In Mexico, where Harris will arrive Monday night, she will meet with President Andres Manuel Lopez Obrador to discuss expanding immigration enforcement cooperation with the United States as part of a regional approach to managing migration, administration officials say.

White House officials have sought to lower expectations that Harris' efforts will produce short-term results at the U.S. southern border. Since President Joe Biden took office, the number of migrants taken into custody by U.S. agents per month has skyrocketed to the highest levels in 20 years, with record numbers of teenagers and children crossing without parents.

The administration recognizes that "U.S. government and foreign assistance alone cannot tackle this problem," said Mazin Alfaqih, a special adviser to Harris for Central America's Northern Triangle region -- Guatemala, Honduras and El Salvador.

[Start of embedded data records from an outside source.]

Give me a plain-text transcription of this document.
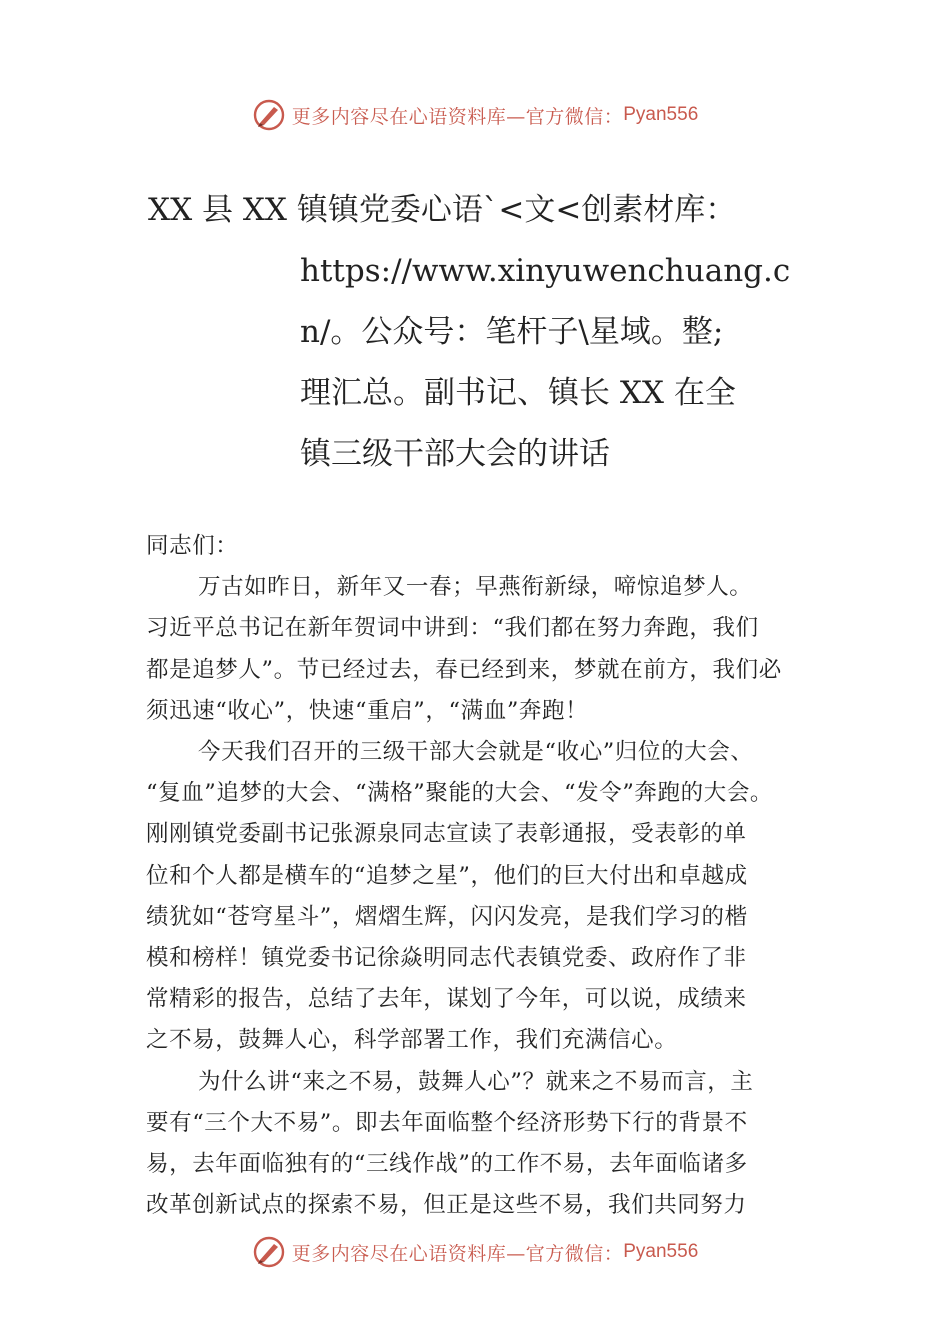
更多内容尽在心语资料库—官方微信： Pyan556
XX 县 XX 镇镇党委心语`<文<创素材库：
https://www.xinyuwenchuang.c
n/。公众号：笔杆子\星域。整;
理汇总。副书记、镇长 XX 在全
镇三级干部大会的讲话
同志们：
万古如昨日，新年又一春；早燕衔新绿，啼惊追梦人。
习近平总书记在新年贺词中讲到：“我们都在努力奔跑，我们
都是追梦人”。节已经过去，春已经到来，梦就在前方，我们必
须迅速“收心”，快速“重启”，“满血”奔跑！
今天我们召开的三级干部大会就是“收心”归位的大会、
“复血”追梦的大会、“满格”聚能的大会、“发令”奔跑的大会。
刚刚镇党委副书记张源泉同志宣读了表彰通报，受表彰的单
位和个人都是横车的“追梦之星”，他们的巨大付出和卓越成
绩犹如“苍穹星斗”，熠熠生辉，闪闪发亮，是我们学习的楷
模和榜样！镇党委书记徐焱明同志代表镇党委、政府作了非
常精彩的报告，总结了去年，谋划了今年，可以说，成绩来
之不易，鼓舞人心，科学部署工作，我们充满信心。
为什么讲“来之不易，鼓舞人心”？就来之不易而言，主
要有“三个大不易”。即去年面临整个经济形势下行的背景不
易，去年面临独有的“三线作战”的工作不易，去年面临诸多
改革创新试点的探索不易，但正是这些不易，我们共同努力
更多内容尽在心语资料库—官方微信： Pyan556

"There needs to be political will on the part of the government, but we also are looking to partner with multilateral organizations, the private sector and other entities to really build a comprehensive approach that addresses the many root causes of migration in the region," Alfaqih told reporters in advance of the trip.

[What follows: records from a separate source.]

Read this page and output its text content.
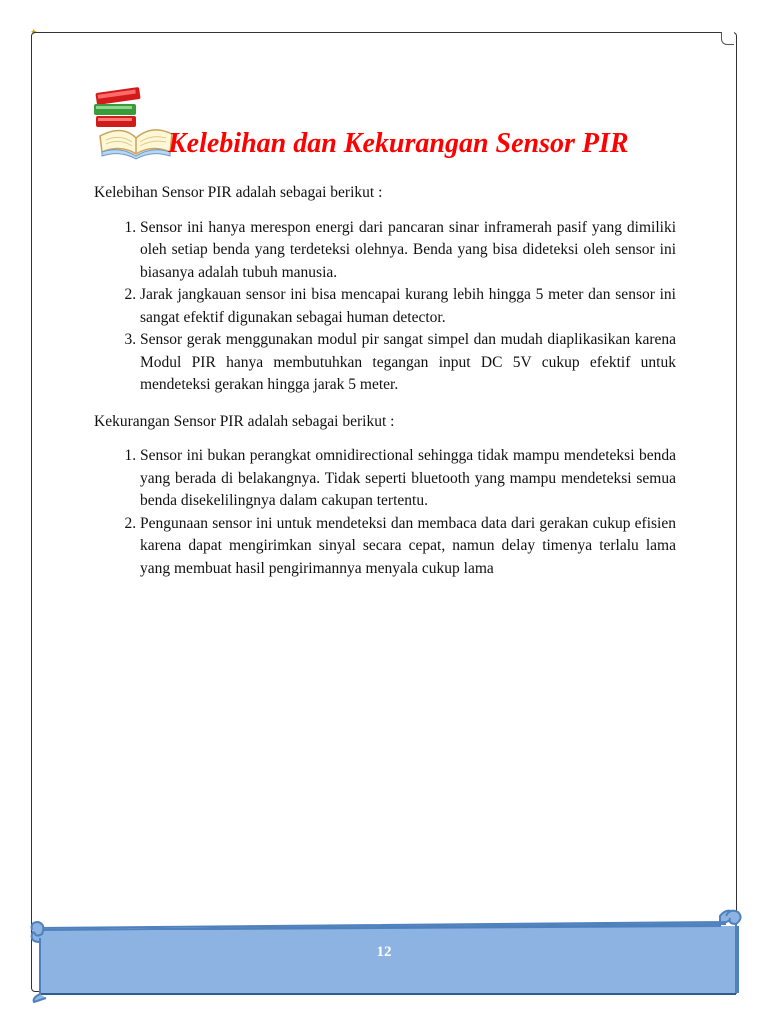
✦
Kelebihan dan Kekurangan Sensor PIR

Kelebihan Sensor PIR adalah sebagai berikut :

1. Sensor ini hanya merespon energi dari pancaran sinar inframerah pasif yang dimiliki oleh setiap benda yang terdeteksi olehnya. Benda yang bisa dideteksi oleh sensor ini biasanya adalah tubuh manusia.
2. Jarak jangkauan sensor ini bisa mencapai kurang lebih hingga 5 meter dan sensor ini sangat efektif digunakan sebagai human detector.
3. Sensor gerak menggunakan modul pir sangat simpel dan mudah diaplikasikan karena Modul PIR hanya membutuhkan tegangan input DC 5V cukup efektif untuk mendeteksi gerakan hingga jarak 5 meter.

Kekurangan Sensor PIR adalah sebagai berikut :

1. Sensor ini bukan perangkat omnidirectional sehingga tidak mampu mendeteksi benda yang berada di belakangnya. Tidak seperti bluetooth yang mampu mendeteksi semua benda disekelilingnya dalam cakupan tertentu.
2. Pengunaan sensor ini untuk mendeteksi dan membaca data dari gerakan cukup efisien karena dapat mengirimkan sinyal secara cepat, namun delay timenya terlalu lama yang membuat hasil pengirimannya menyala cukup lama
12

In March, Biden directed Harris to address the underlying causes of migration -- including poverty, violence, climate change and government corruption.

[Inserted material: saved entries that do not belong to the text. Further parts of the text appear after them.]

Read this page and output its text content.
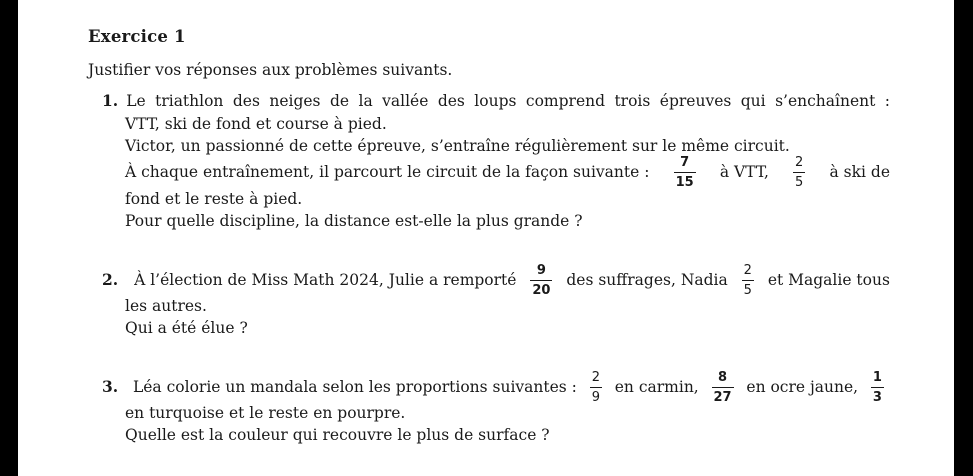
Exercice 1
Justifier vos réponses aux problèmes suivants.
1. Le triathlon des neiges de la vallée des loups comprend trois épreuves qui s’enchaînent :
VTT, ski de fond et course à pied.
Victor, un passionné de cette épreuve, s’entraîne régulièrement sur le même circuit.
À chaque entraînement, il parcourt le circuit de la façon suivante : $\frac{7}{15}$ à VTT, $\frac{2}{5}$ à ski de
fond et le reste à pied.
Pour quelle discipline, la distance est-elle la plus grande ?
2. À l’élection de Miss Math 2024, Julie a remporté $\frac{9}{20}$ des suffrages, Nadia $\frac{2}{5}$ et Magalie tous
les autres.
Qui a été élue ?
3. Léa colorie un mandala selon les proportions suivantes : $\frac{2}{9}$ en carmin, $\frac{8}{27}$ en ocre jaune, $\frac{1}{3}$
en turquoise et le reste en pourpre.
Quelle est la couleur qui recouvre le plus de surface ?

It marked the first major issue in her portfolio, which this month expanded to include spearheading the administration's efforts to counteract Republican efforts to enact voting restrictions -- assignments that place her in the middle of a pitched partisan battle being fought at multiple levels of government.

On immigration, the administration has emphasized that Harris' role would be diplomatic, not managerial, and similar to the one played by Biden when he was Barack Obama's vice president.

Harris has relatively little foreign policy experience, though the administration has said she tackled some immigration issues as the California attorney general and a U.S. senator. Administration officials, from the president down, have said she is not responsible for dealing with the more politically fraught elements of U.S. border enforcement.

More than 16,000 teenagers and children remain in U.S. government shelters, down from more than 21,000 in March, when the Biden administration was caught off-guard and overcrowding in border tents reached crisis levels. U.S. Customs and Border Protection data show that more unaccompanied minors have arrived from Guatemala than any other nation.

Republicans, including several with presidential ambitions, have rushed to connect Harris to the surge at the border. Some have taken to calling her Biden's "border czar."